Underpayment of Estimated Tax By Corporations Form 2220 is used by corporations, certain tax-exempt organizations, and private foundations to determine whether they are subject to the penalty for underpayment of estimated tax, and if so, the amount of the penalty. Corporations, tax-exempt organizations subject to the unrelated business income tax, and private foundations use this form to determine whether they are subject to the penalty for underpayment of estimated tax and, if so, the amount of the underpayment penalty for the period that applies
Civil Fraud Penalty or Criminal Prosecution Investors of abusive tax schemes that try to escape their legal tax responsibilities are still liable for taxes, interest, and civil penalties. Violations of the Internal Revenue Code with the intent to evade income taxes may result in a civil fraud penalty or criminal prosecution. Civil fraud can include a penalty of up to 75% of the underpayment of tax attributable to fraud, in addition to the taxes owed. Criminal convictions of promoters and investors may result in fines up to $250,000 and up to five years in prison.
Penalties Applicable to Tax Exempt Organizations If an organization fails to file a required return by the due date (including any extensions of time), it must pay a penalty of $20 a day for each day the return is late. The same penalty applies if the organization does not give all the information required on the return or does not give the correct information. In general, the maximum penalty for any return is the lesser of $10,000 or 5 percent of the organization’s gross receipts for the year. For an organization that has gross receipts of over $1 million for the year, the penalty is $100 a day up to a maximum of $50,000. If the organization is subject to this penalty, the IRS may specify a date by which the return of correct information must be filed. If the return is not filed by that date, an individual within the organization who fails to comply may be charged a penalty of $10 a day.
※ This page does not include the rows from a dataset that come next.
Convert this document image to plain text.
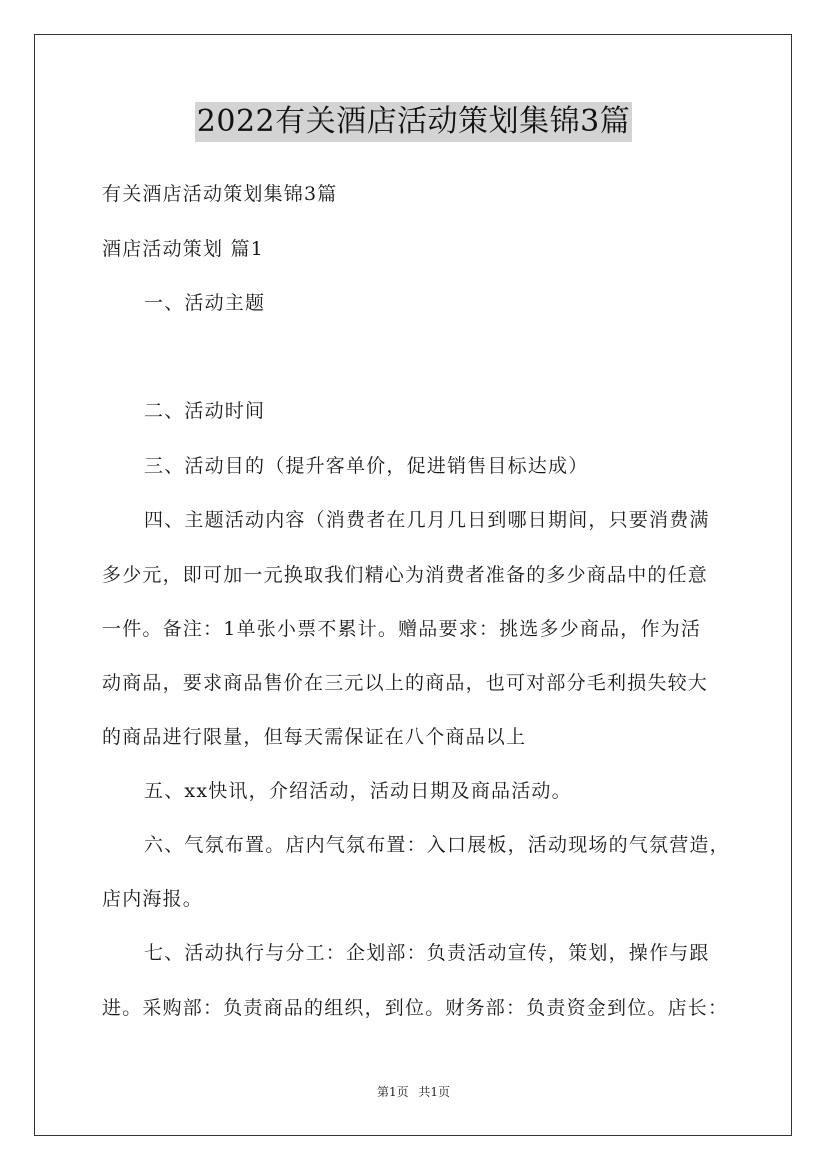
2022有关酒店活动策划集锦3篇
有关酒店活动策划集锦3篇
酒店活动策划 篇1
一、活动主题
二、活动时间
三、活动目的（提升客单价，促进销售目标达成）
四、主题活动内容（消费者在几月几日到哪日期间，只要消费满
多少元，即可加一元换取我们精心为消费者准备的多少商品中的任意
一件。备注：1单张小票不累计。赠品要求：挑选多少商品，作为活
动商品，要求商品售价在三元以上的商品，也可对部分毛利损失较大
的商品进行限量，但每天需保证在八个商品以上
五、xx快讯，介绍活动，活动日期及商品活动。
六、气氛布置。店内气氛布置：入口展板，活动现场的气氛营造，
店内海报。
七、活动执行与分工：企划部：负责活动宣传，策划，操作与跟
进。采购部：负责商品的组织，到位。财务部：负责资金到位。店长：
第1页 共1页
The maximum penalty on all individuals for failures with respect to a return shall not exceed $5,000. Please note: Automatic revocation occurs when an exempt organization that is required to file an annual return (e.g., Form 990, 990-EZ or 990-PF) or submit an annual electronic notice (Form 990-N, or e-Postcard) does not do so for three consecutive years. Under the law, the organization automatically loses its federal tax exemption. Penalties for failure to file may be
abated if the organization has reasonable cause for the failure to file timely, completely, or accurately.